You could come up with:

$regex = '~
              _\[{2}  # look for an underscore and two open square brackets
              ([^]]+) # capture anything that is not a closing bracket
              \]{2}_  # followed by two closing square brackets and an underscore
          ~x';        # free space mode for this explanation
$string = "_[[2, verb//substantiv//adjektiv]]_";

# in the match replace [[(capture Group 1)]]
$new_string = preg_replace($regex, "[[$1]]", $string);
// new_string = [[2, verb//substantiv//adjektiv]]
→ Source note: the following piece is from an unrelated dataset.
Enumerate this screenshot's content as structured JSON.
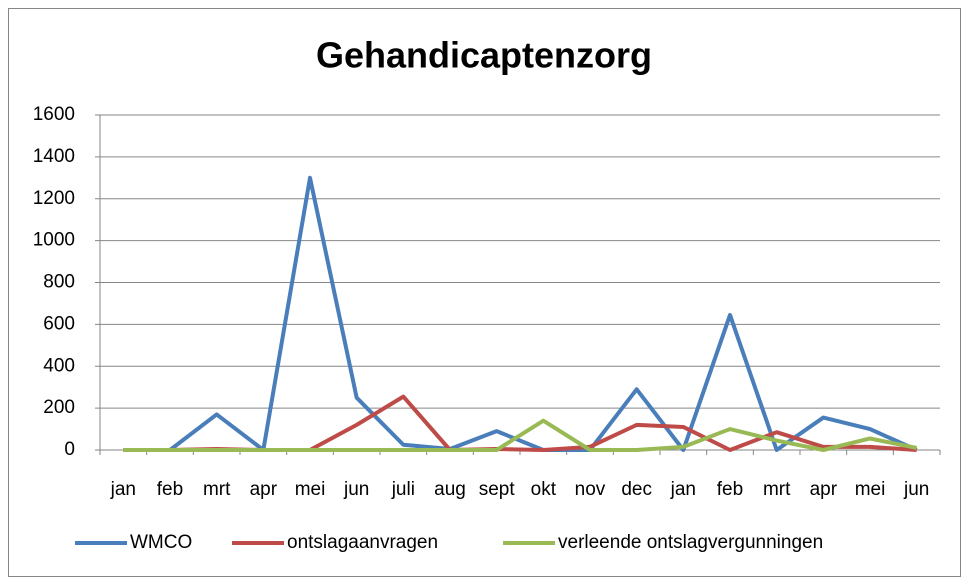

See a demo on regex101.com as well as on ideone.com .

Answer 3

If you want to

match all strings that have the combination _[[ or ]]_

You can use this regex :

^(?=.*_\[\[).+|(?=.*\]\]_).+$

^               // start of the string
(?=.*_\[\[)     // if the string contains _[[
.+              // get the entire string (if the assert is correct)
|               // OR operands (if the assert is not correct, let's check the following)
(?=.*\]\]_)     // if the string contains ]]_
.+              // get the entire string
$               // end of the string

Demo here

Answer 4

I'm using this pattern just as an example.
The goal here is to use the capturing parenthesis. If the pattern matches, you will find your captured string in index n°1 in the matches array.

Example :

    $pattern = '#_(\[\[[0-9]+\]\])_#';
    $result  = preg_match_all($pattern, '_[[22555]]_ BLA BLA _[[999]]_', $matches);

    if (is_int($result) && $result > 0) {
        var_dump($matches[1]);
    }

OUTPUT

array(2) {
  [0]=>
  string(9) "[[22555]]"
  [1]=>
  string(7) "[[999]]"
}

Answer 5

Try using your pattern to capture the brackets [] and replacing the matches with what you captured, something like this:

$pattern = "/_(\[\[)|(\]\])_/";
$test =  "_[[2, verb//substantiv//adjektiv]]_";
$replace = preg_replace( $pattern ,"$1$2", $test );
echo $replace;

Dollar sign $ allows you to back reference what you captured with the parenthesis. $1 means the first capture group, in this case (\\[\\[) ,which means the first pair of brackets, $2 references the second pair of brackets. Because your pattern uses the | operator, only one of your capture groups will have a match, the other one will be empty.